Kim ne derse desin, hangi yalanla perdelemeye çalışırsa çalışsın. İttihatçıların ve devamcılarının ‘etnik arındırma’, kendilerinden farklı olana ‘boyun eğdirme’ hesabının ürünü olarak yaşanmıştır bu ırkçı kırım.


Bu amaçla yasalar çıkarılmıştır büyük bir soğukkanlılıkla. Hesabı, kitabı ince ayarlarla yapılmıştır zalim bir tehcirin ve kanlı soykırımın.
Ermeni ulusunu yok etmeyi hedefleyen Büyük Felaket’e uzanan ilk adım, 24 Nisan 1915 yılında atılmıştır. Pek çok Ermeni aydını, yurtseveri, devrimcisi tutuklanmıştır bu tarihte. Çok daha yaygın ve kitlesel bir kırımın ön hazırlğı olarak, tutuklanan ve toplumun en diri, en dinamik kesimini oluşturan bu insanların sürgünüyle, katledilişiyle atılmıştır ikinci adım,. Bu yüzdendir ki, 24 Nisan 1915 tarihi, hemen ardından yaşanacak olan o büyük yıkımın ya da soykırımın kara günü olarak belleklerde yer etmiştir yüzyıl boyunca.


Bu kıyımın üzerinden henüz bir aydan az fazla bir zaman geçmişken, 27 Mayıs 1915 tarihinde, İttihatçılar bu kez doğrudan “Tehcir Kanunu”nu çıkarmışlardır.
“Geçici” olarak tanımlanan bu yasayla, yerel mülki ve askeri yetkililer, “sakıncalı” bulunan Ermenileri dilediklerince sürgün etme görev ve sorumluluğuyla yekili kılınmıştlardır. 30 Mayıs 1915’e gelindiğinde ise, ilgili yasanın ‘geçici’ hükmü İmparatorluğun Bakanlar Kurulu kararıyla kalıcılaştırılmış, kapsam ve yetki bakımından çok daha etkili hale getirilmiştir.
Kısaca anmaya çalıştığımız bu yasal düzenlemeler, İttihatçıların Ermenilere yönelik ‘etnik temizlik’ niyetlerini sadece siyaseten değil, hukuken de belli bir plana bağladıklarını açıkça ortaya koymaktadır.
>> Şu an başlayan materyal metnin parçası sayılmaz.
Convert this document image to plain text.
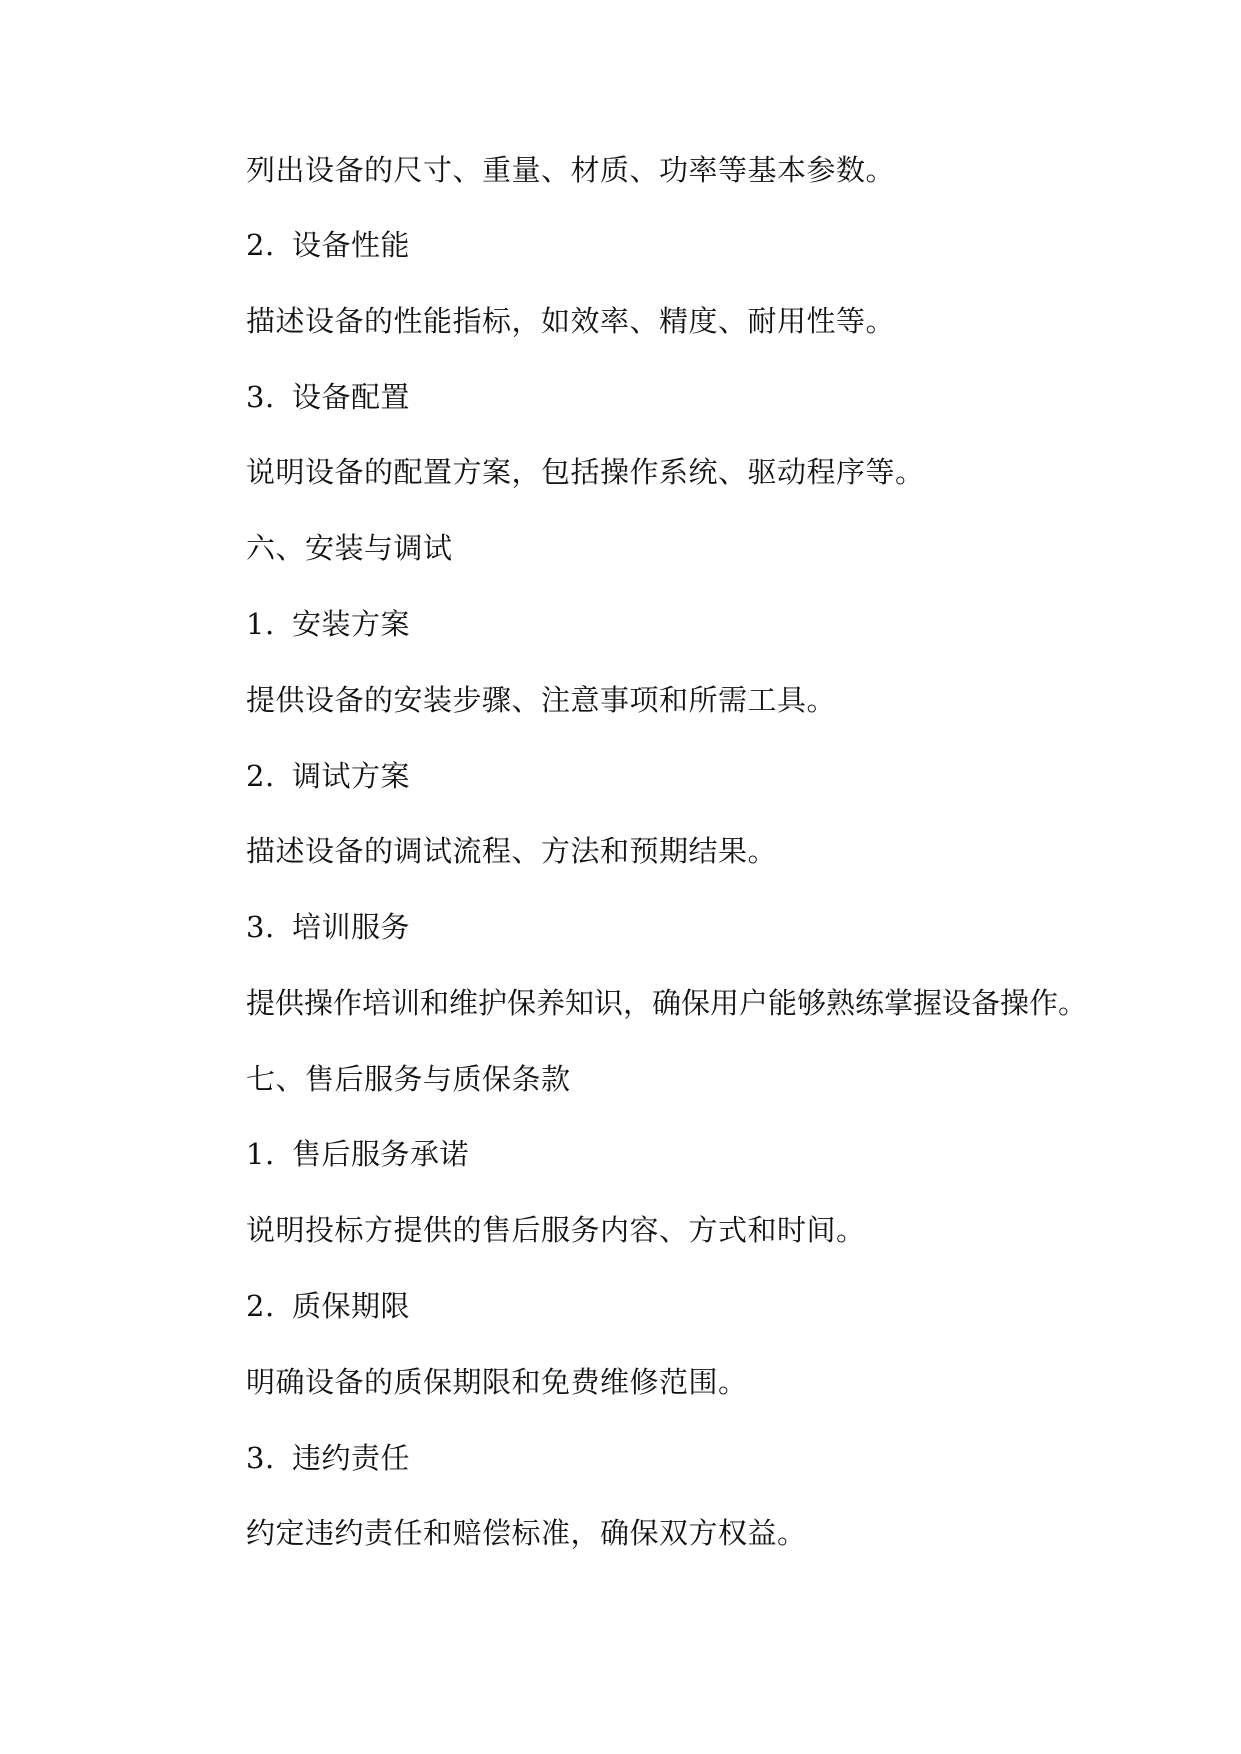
列出设备的尺寸、重量、材质、功率等基本参数。

2. 设备性能

描述设备的性能指标，如效率、精度、耐用性等。

3. 设备配置

说明设备的配置方案，包括操作系统、驱动程序等。

六、安装与调试

1. 安装方案

提供设备的安装步骤、注意事项和所需工具。

2. 调试方案

描述设备的调试流程、方法和预期结果。

3. 培训服务

提供操作培训和维护保养知识，确保用户能够熟练掌握设备操作。

七、售后服务与质保条款

1. 售后服务承诺

说明投标方提供的售后服务内容、方式和时间。

2. 质保期限

明确设备的质保期限和免费维修范围。

3. 违约责任

约定违约责任和赔偿标准，确保双方权益。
Dahası, tehcir edilecek olan Ermenilere ait mal, mülk ve arazilerin idare ve tasarruf haklarını düzenlenyen bir yönetmenlik de yayınlamışlardır onlar. Bu yönetmenliğin altında,10 Haziran 1915 tarihinin yer aldığı görülmektedir. Böylece, planlanan kanlı soykırıma, yaşanacak mal-mülk gasplarına ilişkin olarak, ‘yasal’ bir kılıf uydurulmuştur büyük bir utanmazlıkla.
Bütün bu gelişmeler, İttihat ve Terakki yönetimindeki Osmanlı İmparatoğluğu’nun Ermenilerle ilgili nasıl bir hesap içinde olduğunu, hiçbir yalanın ve çarpıtmanın güç yetiremeyeceği kadar açıklıkla ortaya koymaktadır.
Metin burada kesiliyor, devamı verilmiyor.